Ibu Janet tidak bergegas menjawab. Ada gumam keraguan sejenak. "Apakah Jane ada di rumahmu?"
"Maaf?"
"Jane lama tidak pulang." Ia terdengar seperti sedang menahan tangis, atau barangkali sudah kehabisan air mata. "Aku tidak bisa menghubungi tempat-tempat ia biasa berada ... dan kupikir ia ada di rumahmu?"

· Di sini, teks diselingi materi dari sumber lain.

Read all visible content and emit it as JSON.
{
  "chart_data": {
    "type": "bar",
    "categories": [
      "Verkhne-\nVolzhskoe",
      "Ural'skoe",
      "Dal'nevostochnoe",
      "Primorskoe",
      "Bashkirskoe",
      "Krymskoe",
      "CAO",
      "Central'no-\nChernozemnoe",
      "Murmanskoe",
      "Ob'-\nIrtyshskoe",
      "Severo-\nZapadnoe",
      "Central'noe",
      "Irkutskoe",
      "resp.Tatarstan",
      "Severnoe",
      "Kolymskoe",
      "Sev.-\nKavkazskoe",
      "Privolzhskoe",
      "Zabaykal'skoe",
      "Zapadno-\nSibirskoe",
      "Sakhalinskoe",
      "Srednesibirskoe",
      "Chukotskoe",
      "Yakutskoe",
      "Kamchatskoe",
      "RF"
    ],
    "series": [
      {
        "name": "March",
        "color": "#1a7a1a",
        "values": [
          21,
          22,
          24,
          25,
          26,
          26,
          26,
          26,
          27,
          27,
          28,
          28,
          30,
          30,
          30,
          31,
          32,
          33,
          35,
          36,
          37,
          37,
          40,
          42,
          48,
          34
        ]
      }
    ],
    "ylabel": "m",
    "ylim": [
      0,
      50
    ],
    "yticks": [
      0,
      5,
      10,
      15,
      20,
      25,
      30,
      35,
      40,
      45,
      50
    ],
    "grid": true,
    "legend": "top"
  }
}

Gagasan terakhir yang dipenuhi penekanan itu membuatku tidak tega.
"Ced, kenapa lama sekali?" suara Ayah terdengar dari ambang pintu masuk ruangan. "Jangan buat temanmu menunggu."
Aku mengangkat tangan, memberinya isyarat untuk menunggu. "Maaf, Bu. Tapi ... saya sudah tidak bertemu Jane cukup lama."
Ada isakan lirih di seberang sana. "Sungguh? Jane tidak menyuruhmu berbohong atau apalah?"
"Tidak, Bu. Kebetulan saya diopname minggu lalu, jadi rumah kosong."
Ibu Janet tampaknya hampir ambyar. "Baiklah, terima kasih." Ia terdengar seperti menggunakan segenap kekuatannya untuk mengatakan itu. "Aku ... aku akan melapor pada polisi saja."
Aku baru saja akan mengatakan sesuatu, tetapi sambungan telepon terlanjur diputus. Aku bengong sesaat, mengembalikan gagang telepon ke tempatnya, dan beranjak.
"Siapa tadi?"
"Bukan siapa-siapa." Suaraku agak mengambang. Aku lantas pamit kepada Ayah, berpesan kepadanya agar menikmati waktunya bersama si psikolog, dan mengunci semua pintu dan jendela rumah.
Usai membalas dengan harapan bahwa aku juga mesti menikmati waktu bersama sahabat-sahabat baru, Ayah mengantar ke depan.
Saat melihat wajah kedua sahabatku yang sudah menunggu di dalam mobil, aku kembali teringat patung misterius Janet di ruang studio.
Perutku bergemuruh.
Kenapa rasanya ada yang tidak beres?